By June 1943, fewer than 10,000 people remained in a city that had held 100,000. The naval commander Francesco Murzi surveyed what was left and reported with bleak precision: the city was almost completely destroyed, public services interrupted, water mains shattered, electricity gone. Cagliari, the capital of Sardinia, had been systematically reduced to rubble not only to destroy Axis air power in the western Mediterranean, but as part of an elaborate Allied deception -- a campaign designed to convince German and Italian commanders that Sardinia, not Sicily, would be the next target for invasion.
Cagliari mattered because of what surrounded it. The Elmas and Decimomannu air bases hosted both the Italian Regia Aeronautica and the German Luftwaffe, giving the Axis the ability to strike Allied shipping across the western Mediterranean. The city's port served as a submarine base. From 1940 to 1942, British Fleet Air Arm aircraft launched from Force H carriers out of Gibraltar struck the port and airfields repeatedly, but these raids used small numbers of planes -- never more than a dozen -- and caused limited damage. The real destruction began in early 1943, when American B-17 Flying Fortresses and B-26 Marauders, operating from newly captured airfields in Algeria and Tunisia, brought Cagliari within range of sustained, heavy bombardment.
The escalation was swift and merciless. On February 7, 1943, fifty-one bombers dropped 81 tons on Elmas airfield, killing 31 servicemen and two civilians. Ten days later, heavy cloud cover caused 43 B-17s to miss the airfield entirely; their fragmentation bombs fell on the city instead, killing some 200 civilians. The raids of February 26 and 28 together killed an estimated 600 people -- 411 civilians and 189 military personnel. Prefect Leone Leone wrote on March 4 that there was not a single street left without destroyed homes, and in many parts the destruction was complete. The population fled. State offices relocated to Sassari and Oristano. Those who stayed lived in air raid shelters. Then came May 13 -- the heaviest single raid. A force of 197 B-17 bombers, escorted by 186 fighters, dropped 404 tons of bombs across the city. Propaganda leaflets fluttered down alongside the ordnance, urging Italians to pressure their government to make peace.
The May 13 raid was devastating to buildings but caused relatively few civilian deaths -- estimates range between 30 and 60 killed -- because most of the population had already abandoned the city. What it left behind was barely recognizable as a capital.

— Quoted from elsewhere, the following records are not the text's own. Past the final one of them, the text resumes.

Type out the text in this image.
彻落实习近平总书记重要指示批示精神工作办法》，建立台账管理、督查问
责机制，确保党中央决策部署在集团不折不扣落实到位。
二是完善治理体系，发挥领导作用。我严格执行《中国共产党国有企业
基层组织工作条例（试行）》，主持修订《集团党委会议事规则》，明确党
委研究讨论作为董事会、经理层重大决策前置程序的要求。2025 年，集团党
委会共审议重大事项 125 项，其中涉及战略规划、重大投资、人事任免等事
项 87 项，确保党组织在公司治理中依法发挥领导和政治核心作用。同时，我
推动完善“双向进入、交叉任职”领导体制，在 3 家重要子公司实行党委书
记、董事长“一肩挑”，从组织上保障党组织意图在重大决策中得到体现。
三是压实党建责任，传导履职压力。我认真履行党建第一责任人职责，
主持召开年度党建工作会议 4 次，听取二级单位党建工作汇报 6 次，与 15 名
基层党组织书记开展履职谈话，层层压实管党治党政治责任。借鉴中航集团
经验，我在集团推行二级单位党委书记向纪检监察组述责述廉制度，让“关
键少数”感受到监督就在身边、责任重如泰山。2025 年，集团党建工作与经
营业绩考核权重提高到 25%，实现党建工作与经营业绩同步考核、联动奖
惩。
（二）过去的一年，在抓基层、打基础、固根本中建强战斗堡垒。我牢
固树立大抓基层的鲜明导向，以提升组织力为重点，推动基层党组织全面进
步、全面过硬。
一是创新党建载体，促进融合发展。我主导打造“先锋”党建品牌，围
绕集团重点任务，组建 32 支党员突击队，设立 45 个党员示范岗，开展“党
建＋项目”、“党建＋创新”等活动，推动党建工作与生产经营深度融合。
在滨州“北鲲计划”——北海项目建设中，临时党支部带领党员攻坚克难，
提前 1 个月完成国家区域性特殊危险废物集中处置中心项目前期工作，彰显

Murzi's report painted a picture of total collapse: no functioning infrastructure, no electricity, no water, only a handful of standing homes in the suburbs. The raids continued through the summer -- RAF Wellingtons on June 31, British bombers on July 2 and 3, USAAF B-17s on July 4 -- but by then the Allied focus had shifted to the actual invasion target: Sicily. Cagliari's suffering had served its strategic purpose, both as genuine military targeting and as a feint in the broader deception campaign.
When the accounting was done, the numbers were staggering. Of 4,500 buildings in Cagliari, 720 were completely destroyed, 540 badly damaged, and 2,295 moderately or lightly damaged. Of the 945 buildings that escaped substantial bomb damage, 855 had lost their doors and windows to blast. The Treccani Encyclopaedia recorded that 75 percent of buildings were destroyed or rendered uninhabitable. One thousand civilians died. Over 40,000 were left homeless. Seventy percent of the city's cultural heritage suffered damage -- the Basilica of San Saturnino, Cagliari's most ancient church, along with multiple other churches, the municipal palace, and the municipal theater. On September 17, 1943, nine days after the Armistice of Cassibile, Allied troops landed in a city that barely existed. Through 1944 the population slowly returned, and Cagliari began the long work of rebuilding itself from what the bombs had left.
Located at 39.22N, 9.12E. The bombing targeted Cagliari's port and the Elmas (now Cagliari-Elmas, LIEE) and Decimomannu (LIED) airfields. The port area and historic districts of Castello, Stampace, Marina, and Bonaria bore the heaviest damage. Best viewed at 3,000-5,000 feet to see the port, the rebuilt city center, and the proximity of Elmas airport. From the air, the grid of the rebuilt city contrasts with the organic medieval streets that survived in the Castello quarter.